Adopting a “qualified” birthright approach by which a child is granted citizenship only when at least one parent is either a Canadian citizen or permanent resident and the child resides in Canada for at least 10 years after birth

Tao, the immigration lawyer, said he understood why people are shocked by how far above the national average the number of children born to non-resident mothers in Richmond Hospital are.

But through his interactions with clients, he said, he has encountered many families who could technically be called “birth tourists,” were that definition applied loosely enough. He said he was concerned that forthcoming regulations could encompass non-resident families or individuals whose children were born in Canada for legitimate reasons.
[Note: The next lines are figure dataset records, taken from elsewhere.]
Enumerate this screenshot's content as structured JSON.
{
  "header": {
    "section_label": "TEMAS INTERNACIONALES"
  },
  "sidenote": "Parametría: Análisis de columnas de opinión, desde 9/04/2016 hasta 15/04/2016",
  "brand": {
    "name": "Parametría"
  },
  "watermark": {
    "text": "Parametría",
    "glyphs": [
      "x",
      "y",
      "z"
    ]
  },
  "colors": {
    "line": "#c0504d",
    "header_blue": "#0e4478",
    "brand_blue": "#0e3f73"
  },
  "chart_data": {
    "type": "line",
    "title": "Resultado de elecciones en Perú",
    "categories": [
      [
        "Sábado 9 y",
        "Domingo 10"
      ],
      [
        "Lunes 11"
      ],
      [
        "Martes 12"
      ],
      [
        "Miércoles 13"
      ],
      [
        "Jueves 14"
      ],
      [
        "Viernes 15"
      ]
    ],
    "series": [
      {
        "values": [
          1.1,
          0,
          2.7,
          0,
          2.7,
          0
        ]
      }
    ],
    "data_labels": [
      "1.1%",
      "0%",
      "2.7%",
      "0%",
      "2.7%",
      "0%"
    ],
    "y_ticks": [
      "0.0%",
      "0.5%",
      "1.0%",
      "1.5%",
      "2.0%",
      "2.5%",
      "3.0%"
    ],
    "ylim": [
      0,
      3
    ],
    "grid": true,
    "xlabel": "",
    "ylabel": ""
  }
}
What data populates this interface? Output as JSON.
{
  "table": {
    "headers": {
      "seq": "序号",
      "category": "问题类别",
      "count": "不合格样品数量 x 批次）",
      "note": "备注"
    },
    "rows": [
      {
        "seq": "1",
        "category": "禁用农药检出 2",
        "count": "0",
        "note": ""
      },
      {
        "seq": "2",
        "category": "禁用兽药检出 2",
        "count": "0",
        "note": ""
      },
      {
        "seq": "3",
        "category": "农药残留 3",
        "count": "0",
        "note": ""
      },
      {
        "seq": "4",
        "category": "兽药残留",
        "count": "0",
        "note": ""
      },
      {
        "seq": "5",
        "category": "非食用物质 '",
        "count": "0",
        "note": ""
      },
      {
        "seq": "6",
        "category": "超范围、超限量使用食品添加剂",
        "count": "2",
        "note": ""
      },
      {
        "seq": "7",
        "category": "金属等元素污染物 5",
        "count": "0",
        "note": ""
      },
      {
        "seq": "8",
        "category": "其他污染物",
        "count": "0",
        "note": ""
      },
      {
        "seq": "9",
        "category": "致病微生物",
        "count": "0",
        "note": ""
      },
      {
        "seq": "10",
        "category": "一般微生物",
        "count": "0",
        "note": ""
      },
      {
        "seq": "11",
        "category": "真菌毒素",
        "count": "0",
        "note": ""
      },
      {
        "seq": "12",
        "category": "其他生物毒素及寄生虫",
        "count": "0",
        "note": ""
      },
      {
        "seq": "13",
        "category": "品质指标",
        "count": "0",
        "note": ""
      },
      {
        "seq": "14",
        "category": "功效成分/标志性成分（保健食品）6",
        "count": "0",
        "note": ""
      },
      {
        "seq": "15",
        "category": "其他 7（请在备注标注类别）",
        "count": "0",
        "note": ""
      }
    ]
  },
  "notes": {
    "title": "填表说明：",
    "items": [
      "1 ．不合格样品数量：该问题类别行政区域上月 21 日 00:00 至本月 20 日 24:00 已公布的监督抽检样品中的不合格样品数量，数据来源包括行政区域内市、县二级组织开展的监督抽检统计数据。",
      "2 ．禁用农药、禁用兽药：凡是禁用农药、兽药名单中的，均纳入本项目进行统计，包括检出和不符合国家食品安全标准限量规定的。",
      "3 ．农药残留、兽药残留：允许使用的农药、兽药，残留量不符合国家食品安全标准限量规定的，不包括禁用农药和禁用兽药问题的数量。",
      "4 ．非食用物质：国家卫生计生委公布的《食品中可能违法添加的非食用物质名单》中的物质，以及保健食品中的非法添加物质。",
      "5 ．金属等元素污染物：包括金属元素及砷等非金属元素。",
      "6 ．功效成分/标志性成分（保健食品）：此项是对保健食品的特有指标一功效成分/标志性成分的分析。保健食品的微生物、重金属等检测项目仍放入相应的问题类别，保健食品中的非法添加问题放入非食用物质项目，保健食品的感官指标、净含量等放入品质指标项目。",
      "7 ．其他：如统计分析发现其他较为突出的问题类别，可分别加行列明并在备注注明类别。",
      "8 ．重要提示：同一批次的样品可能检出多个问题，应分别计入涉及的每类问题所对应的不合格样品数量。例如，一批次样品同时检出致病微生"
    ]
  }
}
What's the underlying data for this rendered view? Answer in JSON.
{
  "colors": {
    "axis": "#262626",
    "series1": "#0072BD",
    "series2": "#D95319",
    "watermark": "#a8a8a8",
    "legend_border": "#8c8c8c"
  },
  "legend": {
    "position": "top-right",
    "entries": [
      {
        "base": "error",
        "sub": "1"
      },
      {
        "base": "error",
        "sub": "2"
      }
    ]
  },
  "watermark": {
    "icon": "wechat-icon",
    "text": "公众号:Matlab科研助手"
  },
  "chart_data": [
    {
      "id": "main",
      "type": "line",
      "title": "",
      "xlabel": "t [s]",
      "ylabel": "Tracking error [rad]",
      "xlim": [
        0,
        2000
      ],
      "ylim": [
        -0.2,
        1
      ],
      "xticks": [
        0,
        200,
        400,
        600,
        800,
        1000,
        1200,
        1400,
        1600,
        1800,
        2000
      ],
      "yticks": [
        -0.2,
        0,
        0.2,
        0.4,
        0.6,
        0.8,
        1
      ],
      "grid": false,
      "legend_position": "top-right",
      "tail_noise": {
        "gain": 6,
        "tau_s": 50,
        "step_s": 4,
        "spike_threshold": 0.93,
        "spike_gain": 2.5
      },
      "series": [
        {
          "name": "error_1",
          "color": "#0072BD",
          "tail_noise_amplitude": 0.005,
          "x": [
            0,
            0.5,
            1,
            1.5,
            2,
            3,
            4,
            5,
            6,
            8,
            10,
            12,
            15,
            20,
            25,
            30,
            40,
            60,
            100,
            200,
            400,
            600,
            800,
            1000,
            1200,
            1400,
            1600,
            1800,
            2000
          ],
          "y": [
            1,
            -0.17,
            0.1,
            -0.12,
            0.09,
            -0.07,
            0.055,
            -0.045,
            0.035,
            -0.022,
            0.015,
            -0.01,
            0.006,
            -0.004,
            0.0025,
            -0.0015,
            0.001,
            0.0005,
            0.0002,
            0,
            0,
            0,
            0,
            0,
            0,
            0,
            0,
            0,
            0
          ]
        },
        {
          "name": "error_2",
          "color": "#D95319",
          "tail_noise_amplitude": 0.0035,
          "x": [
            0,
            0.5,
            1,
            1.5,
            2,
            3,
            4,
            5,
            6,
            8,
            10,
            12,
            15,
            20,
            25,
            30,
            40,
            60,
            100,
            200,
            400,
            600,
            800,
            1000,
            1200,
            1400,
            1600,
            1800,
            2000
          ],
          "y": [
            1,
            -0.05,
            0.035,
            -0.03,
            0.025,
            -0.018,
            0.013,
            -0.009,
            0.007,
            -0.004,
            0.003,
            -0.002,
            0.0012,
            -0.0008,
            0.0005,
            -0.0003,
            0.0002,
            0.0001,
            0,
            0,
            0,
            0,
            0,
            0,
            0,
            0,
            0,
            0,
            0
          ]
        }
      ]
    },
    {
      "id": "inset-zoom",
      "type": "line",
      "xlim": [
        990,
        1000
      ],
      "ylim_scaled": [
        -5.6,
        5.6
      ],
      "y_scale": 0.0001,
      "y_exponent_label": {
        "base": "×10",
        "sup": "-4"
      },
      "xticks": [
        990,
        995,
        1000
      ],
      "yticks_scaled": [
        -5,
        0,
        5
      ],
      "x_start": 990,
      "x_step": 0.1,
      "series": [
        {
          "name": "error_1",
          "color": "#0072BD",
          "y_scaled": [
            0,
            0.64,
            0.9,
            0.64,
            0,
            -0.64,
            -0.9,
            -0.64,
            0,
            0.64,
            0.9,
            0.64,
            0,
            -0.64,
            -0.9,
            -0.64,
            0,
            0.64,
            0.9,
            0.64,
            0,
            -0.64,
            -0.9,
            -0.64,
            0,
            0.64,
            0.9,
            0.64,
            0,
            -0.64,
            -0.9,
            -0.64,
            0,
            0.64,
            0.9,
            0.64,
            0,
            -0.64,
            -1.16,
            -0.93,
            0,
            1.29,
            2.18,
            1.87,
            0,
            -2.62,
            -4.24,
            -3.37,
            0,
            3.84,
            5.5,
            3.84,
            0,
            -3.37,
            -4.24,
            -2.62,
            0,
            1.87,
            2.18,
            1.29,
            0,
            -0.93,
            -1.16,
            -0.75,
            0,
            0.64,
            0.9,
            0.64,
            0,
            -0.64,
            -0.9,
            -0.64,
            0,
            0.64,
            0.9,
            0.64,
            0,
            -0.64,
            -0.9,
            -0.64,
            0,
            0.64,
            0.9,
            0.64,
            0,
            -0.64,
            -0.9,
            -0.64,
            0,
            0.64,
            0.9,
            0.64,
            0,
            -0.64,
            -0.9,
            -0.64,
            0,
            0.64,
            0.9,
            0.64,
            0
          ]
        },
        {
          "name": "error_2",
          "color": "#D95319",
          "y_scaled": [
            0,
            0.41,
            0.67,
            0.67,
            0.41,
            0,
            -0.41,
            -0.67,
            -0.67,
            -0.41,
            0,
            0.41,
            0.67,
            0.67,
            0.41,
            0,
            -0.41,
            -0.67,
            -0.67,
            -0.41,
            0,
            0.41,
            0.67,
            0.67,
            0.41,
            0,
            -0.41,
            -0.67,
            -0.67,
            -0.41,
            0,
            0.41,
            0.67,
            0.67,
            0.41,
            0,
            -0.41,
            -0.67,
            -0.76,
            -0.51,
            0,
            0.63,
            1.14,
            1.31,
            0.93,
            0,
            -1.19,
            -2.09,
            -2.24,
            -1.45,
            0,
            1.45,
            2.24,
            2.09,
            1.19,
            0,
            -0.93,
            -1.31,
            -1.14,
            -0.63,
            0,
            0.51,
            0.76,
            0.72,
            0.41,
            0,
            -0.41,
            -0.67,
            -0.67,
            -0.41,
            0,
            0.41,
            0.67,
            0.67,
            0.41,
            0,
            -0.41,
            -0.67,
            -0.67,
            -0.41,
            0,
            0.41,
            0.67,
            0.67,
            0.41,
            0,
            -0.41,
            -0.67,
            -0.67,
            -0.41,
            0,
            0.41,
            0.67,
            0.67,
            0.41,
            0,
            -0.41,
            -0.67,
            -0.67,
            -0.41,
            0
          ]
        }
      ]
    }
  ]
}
Tao also suggested a policy requiring immigration officials to question the motives of pregnant women as a matter of course could be “a very slippery slope into prejudice and background checking of other types.” Griffiths, the researcher, agreed that birth tourism at the national level, currently accounting for roughly 0.5 per cent of the total annual live births in Canada according to the IRPP, is not a huge problem but suggested it should be monitored closely.

“Using this as a starting point, if we see any further increase or a trend line, then we need to take another fresh look at it,” he said.

But Peschisolido said that in a city like Richmond, where birth tourism appears to be a far more pervasive trend, every level of government has a responsibility to investigate how it can be slowed or stopped and what, exactly, may be driving it.